At the time of its release, David Rooney of Variety called the film a work "of surprising subtlety, intimacy and economy" and praised the actors performances. He stated that Circe Lethem's Michelle was played with "effortless precision," her "youthful coolness" balanced "with unstoppable sincerity and a melancholy undertow." French film magazine Cahiers du cinéma also wrote that Akerman's film was a "priority" amongst the "unique" films in the Arte series.

Portrait of a Young Girl has been revisited at international film festivals and retrospectives of Akerman's work. It was screened at the Museum of Modern Art in 2008 and Toronto International Film Festival in 2019. In response to the screening at the Museum of Modern Art, Dave McDougall wrote for Mubi that the film "moves beyond being one of the great coming-of-age films; it is simply one of the great films.
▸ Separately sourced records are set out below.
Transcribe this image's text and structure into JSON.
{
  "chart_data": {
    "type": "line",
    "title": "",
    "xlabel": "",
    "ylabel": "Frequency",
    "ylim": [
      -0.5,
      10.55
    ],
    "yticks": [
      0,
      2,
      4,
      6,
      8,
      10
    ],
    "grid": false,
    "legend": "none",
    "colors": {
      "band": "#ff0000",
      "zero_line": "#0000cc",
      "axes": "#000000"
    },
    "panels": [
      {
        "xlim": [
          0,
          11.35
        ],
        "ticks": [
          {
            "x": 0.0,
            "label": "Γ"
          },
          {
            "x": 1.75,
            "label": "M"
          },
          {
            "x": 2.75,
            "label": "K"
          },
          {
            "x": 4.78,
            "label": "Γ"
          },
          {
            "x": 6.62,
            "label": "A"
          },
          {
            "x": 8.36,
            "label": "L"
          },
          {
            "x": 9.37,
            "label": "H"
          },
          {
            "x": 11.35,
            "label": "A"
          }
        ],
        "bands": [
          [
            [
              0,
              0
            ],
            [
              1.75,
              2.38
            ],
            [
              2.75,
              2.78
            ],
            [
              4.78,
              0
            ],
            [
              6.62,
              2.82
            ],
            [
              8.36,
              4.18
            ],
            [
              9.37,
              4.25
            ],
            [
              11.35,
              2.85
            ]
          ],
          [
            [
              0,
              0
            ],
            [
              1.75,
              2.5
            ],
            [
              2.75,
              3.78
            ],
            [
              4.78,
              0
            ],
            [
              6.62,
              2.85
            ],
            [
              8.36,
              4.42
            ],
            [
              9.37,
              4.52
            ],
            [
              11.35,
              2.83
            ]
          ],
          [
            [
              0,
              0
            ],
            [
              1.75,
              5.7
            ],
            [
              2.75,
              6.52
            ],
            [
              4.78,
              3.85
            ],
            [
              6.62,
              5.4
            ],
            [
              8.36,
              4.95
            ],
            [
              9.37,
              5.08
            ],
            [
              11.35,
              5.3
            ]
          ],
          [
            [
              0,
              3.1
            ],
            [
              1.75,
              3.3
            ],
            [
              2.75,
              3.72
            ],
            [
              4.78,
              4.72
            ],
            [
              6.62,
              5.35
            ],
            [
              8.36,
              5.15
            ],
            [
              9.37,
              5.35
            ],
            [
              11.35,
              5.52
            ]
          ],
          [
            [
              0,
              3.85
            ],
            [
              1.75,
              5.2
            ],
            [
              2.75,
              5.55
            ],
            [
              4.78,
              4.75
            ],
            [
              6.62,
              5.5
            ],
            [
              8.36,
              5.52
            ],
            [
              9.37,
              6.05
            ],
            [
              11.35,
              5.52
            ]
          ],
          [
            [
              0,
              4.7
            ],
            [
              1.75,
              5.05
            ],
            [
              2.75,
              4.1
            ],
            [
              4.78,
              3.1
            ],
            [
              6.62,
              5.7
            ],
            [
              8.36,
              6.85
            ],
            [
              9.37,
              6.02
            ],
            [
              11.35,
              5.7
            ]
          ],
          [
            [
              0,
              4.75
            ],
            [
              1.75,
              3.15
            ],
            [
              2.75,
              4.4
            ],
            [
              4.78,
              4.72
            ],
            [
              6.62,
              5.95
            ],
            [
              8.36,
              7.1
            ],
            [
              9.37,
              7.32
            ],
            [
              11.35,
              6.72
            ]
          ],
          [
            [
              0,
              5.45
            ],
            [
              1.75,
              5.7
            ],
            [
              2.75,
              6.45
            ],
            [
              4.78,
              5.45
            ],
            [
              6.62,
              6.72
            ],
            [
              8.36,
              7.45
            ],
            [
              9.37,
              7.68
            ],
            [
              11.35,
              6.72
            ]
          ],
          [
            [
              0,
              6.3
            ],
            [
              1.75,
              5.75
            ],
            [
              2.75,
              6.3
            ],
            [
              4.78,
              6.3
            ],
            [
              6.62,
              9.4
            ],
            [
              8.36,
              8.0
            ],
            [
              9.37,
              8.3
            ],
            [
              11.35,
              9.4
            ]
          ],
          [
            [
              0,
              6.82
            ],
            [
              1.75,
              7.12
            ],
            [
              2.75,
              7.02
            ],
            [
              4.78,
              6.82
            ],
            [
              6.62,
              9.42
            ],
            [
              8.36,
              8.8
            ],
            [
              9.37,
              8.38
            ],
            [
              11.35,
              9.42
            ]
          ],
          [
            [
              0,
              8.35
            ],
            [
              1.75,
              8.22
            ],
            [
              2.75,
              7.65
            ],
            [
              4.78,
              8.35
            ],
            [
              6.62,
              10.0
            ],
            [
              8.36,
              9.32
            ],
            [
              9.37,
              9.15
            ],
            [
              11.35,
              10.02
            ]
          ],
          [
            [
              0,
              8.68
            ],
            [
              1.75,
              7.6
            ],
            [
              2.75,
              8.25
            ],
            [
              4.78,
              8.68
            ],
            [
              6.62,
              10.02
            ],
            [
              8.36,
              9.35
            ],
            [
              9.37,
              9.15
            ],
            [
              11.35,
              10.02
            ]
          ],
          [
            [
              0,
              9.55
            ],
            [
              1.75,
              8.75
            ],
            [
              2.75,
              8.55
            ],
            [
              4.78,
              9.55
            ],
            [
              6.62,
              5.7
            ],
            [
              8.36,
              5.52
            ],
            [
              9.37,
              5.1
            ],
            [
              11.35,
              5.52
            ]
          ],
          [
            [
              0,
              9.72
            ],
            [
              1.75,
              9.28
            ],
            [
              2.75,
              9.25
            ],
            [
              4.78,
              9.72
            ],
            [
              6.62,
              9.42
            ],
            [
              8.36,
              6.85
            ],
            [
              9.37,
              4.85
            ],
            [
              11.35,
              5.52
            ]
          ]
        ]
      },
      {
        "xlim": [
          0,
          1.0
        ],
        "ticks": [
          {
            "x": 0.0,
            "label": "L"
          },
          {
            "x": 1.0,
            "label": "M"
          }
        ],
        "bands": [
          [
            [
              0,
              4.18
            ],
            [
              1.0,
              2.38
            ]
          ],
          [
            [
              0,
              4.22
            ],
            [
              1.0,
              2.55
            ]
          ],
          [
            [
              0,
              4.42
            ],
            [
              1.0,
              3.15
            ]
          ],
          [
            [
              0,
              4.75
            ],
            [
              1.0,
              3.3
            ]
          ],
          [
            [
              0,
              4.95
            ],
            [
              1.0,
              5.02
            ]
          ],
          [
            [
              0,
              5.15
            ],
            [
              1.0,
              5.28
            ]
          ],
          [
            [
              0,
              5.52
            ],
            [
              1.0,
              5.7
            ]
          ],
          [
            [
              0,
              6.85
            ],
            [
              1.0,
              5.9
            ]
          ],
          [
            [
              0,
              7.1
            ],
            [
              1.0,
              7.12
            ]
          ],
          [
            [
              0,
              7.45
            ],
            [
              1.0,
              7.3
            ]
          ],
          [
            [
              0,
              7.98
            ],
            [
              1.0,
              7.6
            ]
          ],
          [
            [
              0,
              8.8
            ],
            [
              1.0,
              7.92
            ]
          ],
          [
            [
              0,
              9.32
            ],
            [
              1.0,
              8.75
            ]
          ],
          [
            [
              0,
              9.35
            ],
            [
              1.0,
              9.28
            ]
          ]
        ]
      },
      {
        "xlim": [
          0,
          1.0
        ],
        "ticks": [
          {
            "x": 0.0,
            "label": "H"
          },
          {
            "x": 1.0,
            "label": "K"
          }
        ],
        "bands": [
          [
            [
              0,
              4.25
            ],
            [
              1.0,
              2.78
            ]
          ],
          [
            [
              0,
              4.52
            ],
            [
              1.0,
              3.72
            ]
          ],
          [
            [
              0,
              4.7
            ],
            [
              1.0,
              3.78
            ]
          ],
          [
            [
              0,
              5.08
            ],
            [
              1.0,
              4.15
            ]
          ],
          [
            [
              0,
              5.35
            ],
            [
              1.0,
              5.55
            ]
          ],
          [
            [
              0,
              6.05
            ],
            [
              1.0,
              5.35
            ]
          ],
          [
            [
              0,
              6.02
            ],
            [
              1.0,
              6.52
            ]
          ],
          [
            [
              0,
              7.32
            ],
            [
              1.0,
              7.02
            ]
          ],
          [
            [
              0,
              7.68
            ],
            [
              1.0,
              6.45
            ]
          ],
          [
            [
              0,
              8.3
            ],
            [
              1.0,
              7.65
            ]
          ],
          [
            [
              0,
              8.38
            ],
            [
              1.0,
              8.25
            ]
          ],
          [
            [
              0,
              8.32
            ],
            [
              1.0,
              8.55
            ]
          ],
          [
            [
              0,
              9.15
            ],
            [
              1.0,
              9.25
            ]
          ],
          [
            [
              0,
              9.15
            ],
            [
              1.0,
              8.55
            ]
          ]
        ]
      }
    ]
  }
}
A moving, multifaceted, and magical hour, presented with honesty and subtle artistry." Similarly, Richard Brody of The New Yorker has praised the film, stating that its final scene "'searingly recalls the mingled ecstasies and bewilderments of youth, the sudden chill of loneliness in a crowd that is the curse and the pride of a sensitive, yearning soul." Patricia White also praised the film's final sequence, stating that "not since Max Ophüls's films has la ronde or the relay of desire and lack been so dizzyingly or economically rendered."

Writing about the Arte series as a whole, Ginette Vincendeau of Sight & Sound has called Tous les garcons et les filles de leur âge (All the Boys and Girls of Their Age) a "landmark" work. According to Vincendeau, Tous les garcons et les filles was "extremely influential" on le jeune cinéma français (the Young French Cinema) movement of the 1990s. Vincendeau divides le jeune cinéma français into two broad trends: autobiographical works "descended from the New Wave ethos of a cinema ‘in the first person,’" and works taking a "political turn." Young French Cinema of the autobiographical variety, Vincendeau writes, was "epitomised – and encouraged – by the Arte series."